In [15]:
import pandas as pd
import numpy as np
from fuzzywuzzy import fuzz
from vaderSentiment.vaderSentiment import SentimentIntensityAnalyzer
from sklearn.model_selection import train_test_split
from sklearn.ensemble import RandomForestClassifier
from sklearn.neural_network import MLPClassifier
from sklearn.metrics import accuracy_score as accuracy
from sklearn import svm

In [16]:
df = pd.read_csv("./data/train.csv")
df = df[:150000]
df.shape

(150000, 6)

### Approach 1 - Feature Extraction

In [17]:
#Fuzzy Wuzzy 
fuzzy_ratio = []
for i,row in df.iterrows():
    fuzzy_ratio.append(fuzz.ratio(str(row["question1"]),str(row["question2"])))

df["fuzzy_ratio"] = fuzzy_ratio
df.head()

Unnamed: 0,id,qid1,qid2,question1,question2,is_duplicate,fuzzy_ratio
0,0,1,2,What is the step by step guide to invest in sh...,What is the step by step guide to invest in sh...,0,93
1,1,3,4,What is the story of Kohinoor (Koh-i-Noor) Dia...,What would happen if the Indian government sto...,0,65
2,2,5,6,How can I increase the speed of my internet co...,How can Internet speed be increased by hacking...,0,45
3,3,7,8,Why am I mentally very lonely? How can I solve...,Find the remainder when [math]23^{24}[/math] i...,0,7
4,4,9,10,"Which one dissolve in water quikly sugar, salt...",Which fish would survive in salt water?,0,37


In [18]:
#Common Words
common = []
for i,row in df.iterrows():
    q1 = str(row["question1"]).split()
    q2 = str(row["question2"]).split()
    common.append(len(set(q1).intersection(set(q2))))
        
df["common_word_cnt"] = common
df.head()  

Unnamed: 0,id,qid1,qid2,question1,question2,is_duplicate,fuzzy_ratio,common_word_cnt
0,0,1,2,What is the step by step guide to invest in sh...,What is the step by step guide to invest in sh...,0,93,10
1,1,3,4,What is the story of Kohinoor (Koh-i-Noor) Dia...,What would happen if the Indian government sto...,0,65,4
2,2,5,6,How can I increase the speed of my internet co...,How can Internet speed be increased by hacking...,0,45,3
3,3,7,8,Why am I mentally very lonely?
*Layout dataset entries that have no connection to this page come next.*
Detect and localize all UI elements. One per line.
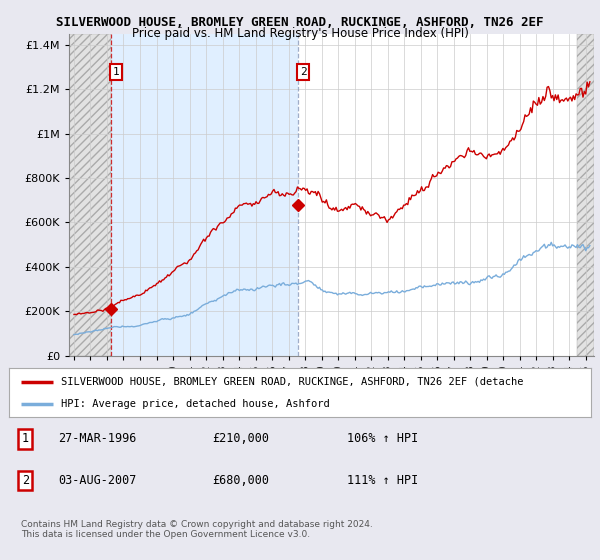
Text: 03-AUG-2007: 03-AUG-2007 <box>58 474 137 487</box>
Text: 2: 2 <box>22 474 29 487</box>
Text: Price paid vs. HM Land Registry's House Price Index (HPI): Price paid vs. HM Land Registry's House … <box>131 27 469 40</box>
Text: 111% ↑ HPI: 111% ↑ HPI <box>347 474 418 487</box>
Text: £210,000: £210,000 <box>212 432 270 445</box>
Bar <box>577 34 594 356</box>
Bar <box>69 34 111 356</box>
Text: 2: 2 <box>300 67 307 77</box>
Text: 27-MAR-1996: 27-MAR-1996 <box>58 432 137 445</box>
Text: SILVERWOOD HOUSE, BROMLEY GREEN ROAD, RUCKINGE, ASHFORD, TN26 2EF (detache: SILVERWOOD HOUSE, BROMLEY GREEN ROAD, RU… <box>61 377 524 387</box>
Bar <box>577 34 594 356</box>
Text: 1: 1 <box>22 432 29 445</box>
Text: 106% ↑ HPI: 106% ↑ HPI <box>347 432 418 445</box>
Bar <box>69 34 111 356</box>
Text: HPI: Average price, detached house, Ashford: HPI: Average price, detached house, Ashf… <box>61 399 330 409</box>
Bar <box>111 34 298 356</box>
Text: SILVERWOOD HOUSE, BROMLEY GREEN ROAD, RUCKINGE, ASHFORD, TN26 2EF: SILVERWOOD HOUSE, BROMLEY GREEN ROAD, RU… <box>56 16 544 29</box>
Text: Contains HM Land Registry data © Crown copyright and database right 2024.
This d: Contains HM Land Registry data © Crown c… <box>21 520 373 539</box>
Text: £680,000: £680,000 <box>212 474 270 487</box>
Text: 1: 1 <box>112 67 119 77</box>
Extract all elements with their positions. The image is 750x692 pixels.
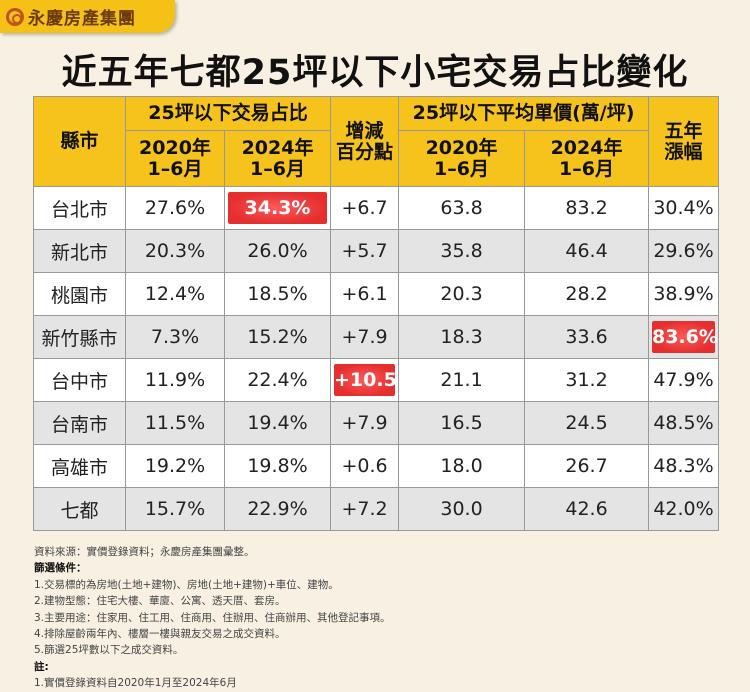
note-title: 註: — [34, 660, 49, 673]
cell-s2020: 7.3% — [125, 315, 225, 359]
note-item: 1.實價登錄資料自2020年1月至2024年6月 — [34, 677, 237, 690]
header-price-group: 25坪以下平均單價(萬/坪) — [398, 96, 650, 131]
cell-s2020: 15.7% — [125, 487, 225, 531]
cell-city: 台北市 — [33, 186, 126, 230]
cell-p2020: 20.3 — [398, 272, 526, 316]
header-change: 增減 百分點 — [330, 96, 400, 187]
header-growth: 五年 漲幅 — [648, 96, 720, 187]
data-table: 縣市 25坪以下交易占比 增減 百分點 25坪以下平均單價(萬/坪) 五年 漲幅 2… — [33, 96, 720, 531]
source-note: 資料來源：實價登錄資料；永慶房產集團彙整。 — [34, 546, 255, 558]
cell-s2024: 22.4% — [223, 358, 332, 402]
table-row: 七都 15.7% 22.9% +7.2 30.0 42.6 42.0% — [33, 487, 720, 531]
criteria-item: 2.建物型態：住宅大樓、華廈、公寓、透天厝、套房。 — [34, 595, 286, 608]
cell-growth: 30.4% — [648, 186, 720, 230]
cell-s2024: 19.4% — [223, 401, 332, 445]
cell-s2024: 19.8% — [223, 444, 332, 488]
highlight-value: +10.5 — [334, 364, 397, 396]
header-price-2024: 2024年 1–6月 — [524, 130, 650, 187]
cell-s2024: 15.2% — [223, 315, 332, 359]
criteria-item: 3.主要用途：住家用、住工用、住商用、住辦用、住商辦用、其他登記事項。 — [34, 611, 391, 624]
cell-change: +0.6 — [330, 444, 400, 488]
cell-p2020: 18.0 — [398, 444, 526, 488]
cell-s2024: 26.0% — [223, 229, 332, 273]
criteria-item: 1.交易標的為房地(土地+建物)、房地(土地+建物)+車位、建物。 — [34, 578, 339, 591]
highlight-value: 34.3% — [228, 192, 328, 224]
cell-s2024: 18.5% — [223, 272, 332, 316]
footnotes: 資料來源：實價登錄資料；永慶房產集團彙整。 篩選條件： 1.交易標的為房地(土地… — [34, 544, 391, 692]
table-row: 台南市 11.5% 19.4% +7.9 16.5 24.5 48.5% — [33, 401, 720, 445]
cell-city: 桃園市 — [33, 272, 126, 316]
cell-city: 高雄市 — [33, 444, 126, 488]
cell-s2020: 19.2% — [125, 444, 225, 488]
cell-s2020: 27.6% — [125, 186, 225, 230]
cell-p2024: 83.2 — [524, 186, 650, 230]
criteria-title: 篩選條件： — [34, 562, 87, 575]
cell-change: +7.9 — [330, 401, 400, 445]
table-row: 台中市 11.9% 22.4% +10.5 21.1 31.2 47.9% — [33, 358, 720, 402]
cell-p2020: 16.5 — [398, 401, 526, 445]
cell-p2024: 31.2 — [524, 358, 650, 402]
logo-icon — [6, 7, 24, 26]
criteria-item: 4.排除屋齡兩年內、樓層一樓與親友交易之成交資料。 — [34, 628, 286, 641]
cell-growth: 42.0% — [648, 487, 720, 531]
cell-city: 七都 — [33, 487, 126, 531]
header-city: 縣市 — [33, 96, 126, 187]
cell-p2020: 35.8 — [398, 229, 526, 273]
cell-growth: 47.9% — [648, 358, 720, 402]
cell-change: +7.2 — [330, 487, 400, 531]
cell-s2024: 34.3% — [223, 186, 332, 230]
cell-s2020: 11.9% — [125, 358, 225, 402]
cell-s2020: 11.5% — [125, 401, 225, 445]
page-title: 近五年七都25坪以下小宅交易占比變化 — [61, 53, 689, 93]
criteria-item: 5.篩選25坪數以下之成交資料。 — [34, 644, 184, 657]
cell-p2024: 46.4 — [524, 229, 650, 273]
cell-p2024: 42.6 — [524, 487, 650, 531]
logo-text: 永慶房產集團 — [28, 9, 136, 29]
cell-city: 台南市 — [33, 401, 126, 445]
cell-s2024: 22.9% — [223, 487, 332, 531]
cell-change: +6.7 — [330, 186, 400, 230]
cell-growth: 83.6% — [648, 315, 720, 359]
table-row: 台北市 27.6% 34.3% +6.7 63.8 83.2 30.4% — [33, 186, 720, 230]
cell-p2020: 21.1 — [398, 358, 526, 402]
table-row: 高雄市 19.2% 19.8% +0.6 18.0 26.7 48.3% — [33, 444, 720, 488]
cell-p2024: 24.5 — [524, 401, 650, 445]
header-share-2020: 2020年 1–6月 — [125, 130, 225, 187]
cell-change: +10.5 — [330, 358, 400, 402]
cell-city: 台中市 — [33, 358, 126, 402]
cell-change: +5.7 — [330, 229, 400, 273]
cell-growth: 38.9% — [648, 272, 720, 316]
cell-growth: 48.5% — [648, 401, 720, 445]
logo: 永慶房產集團 — [0, 0, 175, 33]
header-price-2020: 2020年 1–6月 — [398, 130, 526, 187]
table-row: 新北市 20.3% 26.0% +5.7 35.8 46.4 29.6% — [33, 229, 720, 273]
cell-change: +7.9 — [330, 315, 400, 359]
cell-growth: 48.3% — [648, 444, 720, 488]
table-row: 桃園市 12.4% 18.5% +6.1 20.3 28.2 38.9% — [33, 272, 720, 316]
cell-p2020: 30.0 — [398, 487, 526, 531]
header-share-2024: 2024年 1–6月 — [223, 130, 332, 187]
header-share-group: 25坪以下交易占比 — [124, 96, 332, 131]
cell-p2020: 18.3 — [398, 315, 526, 359]
table-row: 新竹縣市 7.3% 15.2% +7.9 18.3 33.6 83.6% — [33, 315, 720, 359]
cell-s2020: 12.4% — [125, 272, 225, 316]
cell-p2024: 28.2 — [524, 272, 650, 316]
cell-city: 新北市 — [33, 229, 126, 273]
cell-p2024: 33.6 — [524, 315, 650, 359]
cell-s2020: 20.3% — [125, 229, 225, 273]
highlight-value: 83.6% — [652, 321, 718, 353]
cell-growth: 29.6% — [648, 229, 720, 273]
cell-change: +6.1 — [330, 272, 400, 316]
cell-p2024: 26.7 — [524, 444, 650, 488]
cell-p2020: 63.8 — [398, 186, 526, 230]
cell-city: 新竹縣市 — [33, 315, 126, 359]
How can I solve...,Find the remainder when [math]23^{24}[/math] i...,0,7,0
4,4,9,10,"Which one dissolve in water quikly sugar, salt...",Which fish would survive in salt water?,0,37,2


In [19]:
#Sentiments of individual questions
SIA = SentimentIntensityAnalyzer()
q1_score = []
q2_score = []
for i,row in df.iterrows():
    q1_sent_score = SIA.polarity_scores(str(row["question1"]))["compound"]
    q1_score.append(q1_sent_score)
    q2_sent_score = SIA.polarity_scores(str(row["question2"]))["compound"]
    q2_score.append(q2_sent_score)
    
df["q1_sent_score"] = q1_score
df["q2_sent_score"] = q2_score
df.head()

Unnamed: 0,id,qid1,qid2,question1,question2,is_duplicate,fuzzy_ratio,common_word_cnt,q1_sent_score,q2_sent_score
0,0,1,2,What is the step by step guide to invest in sh...,What is the step by step guide to invest in sh...,0,93,10,0.296,0.296
1,1,3,4,What is the story of Kohinoor (Koh-i-Noor) Dia...,What would happen if the Indian government sto...,0,65,4,0.34,0.34
2,2,5,6,How can I increase the speed of my internet co...,How can Internet speed be increased by hacking...,0,45,3,0.3182,0.2732
3,3,7,8,Why am I mentally very lonely? How can I solve...,Find the remainder when [math]23^{24}[/math] i...,0,7,0,-0.3298,0.0
4,4,9,10,"Which one dissolve in water quikly sugar, salt...",Which fish would survive in salt water?,0,37,2,0.0,0.0


In [20]:
#Classifcation

df_features = pd.DataFrame()
df_features["fuzzy_ratio"] = df["fuzzy_ratio"]
df_features["common_word_cnt"] = df["common_word_cnt"]
df_features["q1_sent_score"] = df["q1_sent_score"]
df_features["q2_sent_score"] = df["q2_sent_score"]


y = df["is_duplicate"]

X_train, X_test, y_train, y_test = train_test_split(df_features, df["is_duplicate"], test_size=0.3, random_state=2,stratify = y)
clf = RandomForestClassifier(max_depth=400, random_state=0,n_estimators=300)
model = clf.fit(X_train, y_train)
y_pred = model.predict(X_test)

print(accuracy(y_test,y_pred))

0.6907777777777778


In [21]:
clf1 = MLPClassifier(max_iter = 400)
clf1.fit(X_train, y_train)
y_pred = clf1.predict(X_test)
print(accuracy(y_test,y_pred))

0.6979333333333333